Maryland Bar Bulletin
Publications : Bar Bulletin

November, 2004

Identity Theft
~A primer on credit restoration~
By Marc Emden

{EDITOR’S NOTE: This article was intended for publication in the consumer law focus of the October 15, 2004, edition of the Bar Bulletin.]

We have all laughed at the recent series of Citibank commercials in which we see an image of a victim speaking in an imposter’s voice. The voice is that of an identity thief gloating over the ease with which he or she has just gained access to the victims’ credit card. These commercials do an excellent job of depicting how easy it is for any one of us to become a victim of identity theft.

In fact, identity fraud is the fastest-growing crime in the nation, affecting nearly 10 million people in the last year alone. The damage is devastating. Feeling desperate to get their credit restored, victims may spend months or years trying to fix the damage. In the process, they lose job opportunities or simply can not get credit all. So how do identity fraud victims get their credit restored after a store or financial institution refuses to delete the unauthorized charge?

The problem: After learning that a friend, uncle, ex-spouse or total stranger has made unauthorized charges using their names, identity fraud victims are traumatized and often need a helping hand to restore their credit and good name. Many victims report that the credit grantor or the credit reporting agency (CRA) simply refuses to remove the fraudulent charge. Reasons for their refusals include the passage of time without the victim lodging a dispute, the making of a partial payment on the account or an acknowledgement by the client that he knew the wrongdoer committing the fraud.

The process: An effective approach undertaken by counsel includes identifying the preliminary and formal dispute procedures established by the credit grantor. The next step is to seek the name and department information concerning the filing of a dispute for fraudulent charge. Counsel’s letter to the credit grantor must explain why the client is disputing the charge, request that the credit grantor investigate the charge and, most importantly, ask the grantor to provide counsel with proof that the client actually authorized the debt.

At the same time, write to all three credit reporting agencies, Equifax, Experian and Trans Union, requesting that they place a fraud alert on the client’s credit reporting file to alert potential creditors or other parties of possible tampering. Most importantly, counsel must request that the CRA investigate the errant charge. If the CRA cannot verify that the client authorized the disputed charge within 30 days of the request, the CRA must then delete the derogatory file.

Taking these steps to expedite the process is not mandatory, but it is necessary, as the burden of proof is never on the consumer to prove lack of authorization. Remember, as in any breach of contract case, the burden is on the plaintiff (in this case, the creditor or CRA) to prove by a preponderance of the evidence that the charge was authorized.

The law: The relevant Maryland and federal laws pertaining to victims of identity fraud are complicated. In their simplest form, there are two statutes that govern this area. The first, the Fair Credit Reporting Act (FCRA), was designed to protect consumers by requiring creditors, grantors and credit reporting agencies to correct and to stop reporting credit errors. The second, the Fair Debt Reporting Act (FDRA), was intended to keep bill collectors from hounding debtors and from reporting false or disputed debts. Maryland has its own versions of these same laws.

The FDRA requires a creditor to stop all collection efforts once a written dispute notice is received within the 30-day validation period. The FDRA also prohibits debt collectors from reporting any debt that the collector knows or should know is either false or disputed. Debt collectors are held to the much stricter standards under the FDRA than creditors under FCRA. As such, there are additional enforcement opportunities available to consumers under the FDRA.
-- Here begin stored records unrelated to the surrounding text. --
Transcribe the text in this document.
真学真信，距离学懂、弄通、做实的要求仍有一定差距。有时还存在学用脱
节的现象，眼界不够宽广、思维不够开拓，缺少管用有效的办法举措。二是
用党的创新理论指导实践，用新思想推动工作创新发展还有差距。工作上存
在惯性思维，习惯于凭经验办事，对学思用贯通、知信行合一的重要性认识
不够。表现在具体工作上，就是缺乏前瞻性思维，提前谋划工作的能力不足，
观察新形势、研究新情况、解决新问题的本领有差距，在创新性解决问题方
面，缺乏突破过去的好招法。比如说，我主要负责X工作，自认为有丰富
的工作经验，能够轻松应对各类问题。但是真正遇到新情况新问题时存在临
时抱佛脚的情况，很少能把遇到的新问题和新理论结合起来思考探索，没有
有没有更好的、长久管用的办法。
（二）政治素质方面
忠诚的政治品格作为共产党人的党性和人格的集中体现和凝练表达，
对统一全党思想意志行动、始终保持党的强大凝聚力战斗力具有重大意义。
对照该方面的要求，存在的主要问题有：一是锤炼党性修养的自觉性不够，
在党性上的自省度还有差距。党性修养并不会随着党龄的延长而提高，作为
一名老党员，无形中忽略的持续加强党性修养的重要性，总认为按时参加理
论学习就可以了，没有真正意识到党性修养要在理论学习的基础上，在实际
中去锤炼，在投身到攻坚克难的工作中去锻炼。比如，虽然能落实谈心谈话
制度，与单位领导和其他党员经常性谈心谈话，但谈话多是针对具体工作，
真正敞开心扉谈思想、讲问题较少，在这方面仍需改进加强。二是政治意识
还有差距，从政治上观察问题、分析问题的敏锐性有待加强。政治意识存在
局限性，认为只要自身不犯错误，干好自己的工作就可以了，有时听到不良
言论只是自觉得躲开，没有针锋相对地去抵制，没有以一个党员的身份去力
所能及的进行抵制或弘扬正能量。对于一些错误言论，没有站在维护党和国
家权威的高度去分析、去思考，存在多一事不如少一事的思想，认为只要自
Whether and Where to File: When the CRA or creditor refuses to delete the derogatory file, even after investigation and reinvestigation fail to substantiate the debt, the client’s only remaining recourse is to file suit under the FCRA or FDRA. The decision whether to file in state or federal court is a complicated one, and counsel should discuss the relative merits of each with the client before choosing the appropriate forum. If the Maryland state court is the forum of choice, it is best to bring an action using only the state version of the FCRA to prevent removal to federal court. Maryland also contains a longer statute of limitations than its federal counterpart.

Additional Law: Other statutes, including the Fair Credit Billing Act and the Deceptive Trade Practice Statute, may prove even more useful depending on the merits of the case.

Additional Causes of Action: Related causes of action include intentional infliction of emotional distress, misrepresentation, injurious falsehood and intentional interference with prospective contractual relations.

Damages: These can include cost of higher credit, mental distress and loss of employment, just to name a few.

With these points in mind, the lawyer prepared for battle can often persuade a creditor or CRA intent on collecting a debt to delete the identity fraud charges.

Marc Emden is an attorney in private practice in Rockville. He concentrates on consumer, criminal defense and personal injury law.